As more club and resort chefs work to improve the quality of the foods they prepare, relationship with farmers and suppliers are flourishing. This movement—called “farm to table”—encourages and brings awareness to purchasing and serving locally grown and sourced ingredients including meats, cheeses, fruits, vegetables and more.
Farm to table has seen widespread growth in country clubs and resorts over the past decade. It’s become a buzzword with members, guests and chefs alike. While hundreds of club and resort chefs have relied on local farmers for years, others are in the process of nurturing new and closer relationships with local growers to better connect members with their meal’s source.
The farm to table movement has progressed in tandem with the changing attitudes of members and guests regarding healthier eating habits, food freshness, and supporting local communities. It plays well with artisan and specialty ingredients as well as seasonality. Advocates suggest locally sourced foods yield significantly more flavor than the same products shipped from overseas.
Many country clubs and resorts stress the importance of supporting smaller, locally owned farms as part of their overall community involvement. Ideally, true farm to table operations maintain a direct line of communication with the growers and producers who grow the foods themselves. Congruent with the farm to table movement is the growing desire of member and guests to know where their food came from and how it made its way to their plate. Many club and resort chefs will satisfy this need by listing farms on menus as well as by training servers and cooks to share the “story” of a product with members and guests during service.
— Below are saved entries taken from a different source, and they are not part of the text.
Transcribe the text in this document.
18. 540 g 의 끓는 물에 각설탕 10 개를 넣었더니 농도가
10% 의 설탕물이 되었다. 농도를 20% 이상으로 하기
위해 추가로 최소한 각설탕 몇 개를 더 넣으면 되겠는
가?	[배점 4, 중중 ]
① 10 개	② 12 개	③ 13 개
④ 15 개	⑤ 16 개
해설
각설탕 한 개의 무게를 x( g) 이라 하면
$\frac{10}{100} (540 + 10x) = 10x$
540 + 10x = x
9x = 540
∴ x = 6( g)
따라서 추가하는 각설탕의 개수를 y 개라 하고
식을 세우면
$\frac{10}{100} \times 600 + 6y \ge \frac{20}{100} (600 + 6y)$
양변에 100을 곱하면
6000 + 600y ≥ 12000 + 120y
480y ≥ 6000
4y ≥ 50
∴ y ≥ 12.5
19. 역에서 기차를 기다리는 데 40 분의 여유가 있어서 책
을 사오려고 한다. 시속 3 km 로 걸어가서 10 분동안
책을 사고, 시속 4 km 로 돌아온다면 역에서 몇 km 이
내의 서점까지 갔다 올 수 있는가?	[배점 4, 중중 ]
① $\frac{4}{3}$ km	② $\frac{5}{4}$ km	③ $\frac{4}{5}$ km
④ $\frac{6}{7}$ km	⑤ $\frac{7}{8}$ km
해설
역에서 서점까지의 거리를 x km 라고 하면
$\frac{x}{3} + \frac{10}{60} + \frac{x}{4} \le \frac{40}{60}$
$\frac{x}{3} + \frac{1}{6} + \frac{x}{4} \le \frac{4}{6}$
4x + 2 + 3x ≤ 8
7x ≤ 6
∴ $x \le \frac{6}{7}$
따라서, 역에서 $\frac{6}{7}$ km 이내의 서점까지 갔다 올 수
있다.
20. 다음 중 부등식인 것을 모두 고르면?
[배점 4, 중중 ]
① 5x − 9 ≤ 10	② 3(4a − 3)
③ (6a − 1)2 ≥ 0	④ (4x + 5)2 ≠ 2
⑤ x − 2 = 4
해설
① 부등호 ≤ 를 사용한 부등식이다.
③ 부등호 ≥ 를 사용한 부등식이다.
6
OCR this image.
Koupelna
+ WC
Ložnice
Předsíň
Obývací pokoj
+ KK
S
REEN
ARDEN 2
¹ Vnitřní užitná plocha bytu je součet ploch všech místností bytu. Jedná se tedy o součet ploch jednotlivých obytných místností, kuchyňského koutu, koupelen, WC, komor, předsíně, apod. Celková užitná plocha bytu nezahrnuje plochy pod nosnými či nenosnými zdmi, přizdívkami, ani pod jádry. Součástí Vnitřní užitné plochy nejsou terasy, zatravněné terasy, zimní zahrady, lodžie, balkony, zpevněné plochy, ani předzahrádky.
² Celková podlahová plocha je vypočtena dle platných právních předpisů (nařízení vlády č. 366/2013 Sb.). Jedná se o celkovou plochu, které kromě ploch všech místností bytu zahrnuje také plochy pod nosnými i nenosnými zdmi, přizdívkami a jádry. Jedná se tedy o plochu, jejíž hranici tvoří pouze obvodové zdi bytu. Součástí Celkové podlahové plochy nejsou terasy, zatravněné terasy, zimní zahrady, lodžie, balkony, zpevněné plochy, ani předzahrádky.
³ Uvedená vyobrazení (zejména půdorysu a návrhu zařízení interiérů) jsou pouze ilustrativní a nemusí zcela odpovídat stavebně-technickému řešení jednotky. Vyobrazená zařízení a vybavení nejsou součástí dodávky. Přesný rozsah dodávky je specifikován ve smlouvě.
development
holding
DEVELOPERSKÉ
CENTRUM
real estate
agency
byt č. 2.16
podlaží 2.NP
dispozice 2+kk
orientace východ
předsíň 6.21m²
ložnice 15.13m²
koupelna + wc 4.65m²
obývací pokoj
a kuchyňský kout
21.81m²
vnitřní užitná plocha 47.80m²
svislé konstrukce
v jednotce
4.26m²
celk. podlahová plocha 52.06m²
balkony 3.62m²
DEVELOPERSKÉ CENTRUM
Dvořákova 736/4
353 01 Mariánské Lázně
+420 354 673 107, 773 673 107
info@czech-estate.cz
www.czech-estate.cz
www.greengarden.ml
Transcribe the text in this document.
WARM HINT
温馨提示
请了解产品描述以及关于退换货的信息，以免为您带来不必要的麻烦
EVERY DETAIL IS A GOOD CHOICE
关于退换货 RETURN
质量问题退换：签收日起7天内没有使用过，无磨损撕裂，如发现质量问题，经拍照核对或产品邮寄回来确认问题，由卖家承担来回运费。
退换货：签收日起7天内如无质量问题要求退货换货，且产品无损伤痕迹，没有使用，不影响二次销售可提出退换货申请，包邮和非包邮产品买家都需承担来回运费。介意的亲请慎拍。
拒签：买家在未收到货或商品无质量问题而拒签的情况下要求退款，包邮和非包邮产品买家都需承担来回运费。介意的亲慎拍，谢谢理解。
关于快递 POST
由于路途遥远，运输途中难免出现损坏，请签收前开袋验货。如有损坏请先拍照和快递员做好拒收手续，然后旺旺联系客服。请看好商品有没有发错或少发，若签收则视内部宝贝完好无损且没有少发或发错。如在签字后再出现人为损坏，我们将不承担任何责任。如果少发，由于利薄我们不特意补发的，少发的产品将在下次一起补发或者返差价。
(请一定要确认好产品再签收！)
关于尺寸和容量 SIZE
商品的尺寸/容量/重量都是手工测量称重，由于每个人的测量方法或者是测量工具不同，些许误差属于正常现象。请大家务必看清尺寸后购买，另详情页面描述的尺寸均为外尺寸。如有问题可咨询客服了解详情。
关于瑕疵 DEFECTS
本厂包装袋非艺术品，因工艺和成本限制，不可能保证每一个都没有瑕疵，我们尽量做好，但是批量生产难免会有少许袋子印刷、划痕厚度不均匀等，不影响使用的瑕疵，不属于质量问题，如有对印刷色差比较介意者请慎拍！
The farm to table movement has been popularized by a multitude of celebrity and influential chefs including Alice Waters and Thomas Keller. Since the early 2000s, there has been a significant increase in the number of clubs and resorts supporting the farm to table movement. Many are more actively promoting this messaging in member communications, too.
Farm to table is not without its challenges though. While often yielding a fresher product, farm to table is not something that can be easily adapted to all climates. Locally grown ingredients can also be more costly. But for many clubs and resorts, where food costs tend to run higher, this is not as big of a challenge.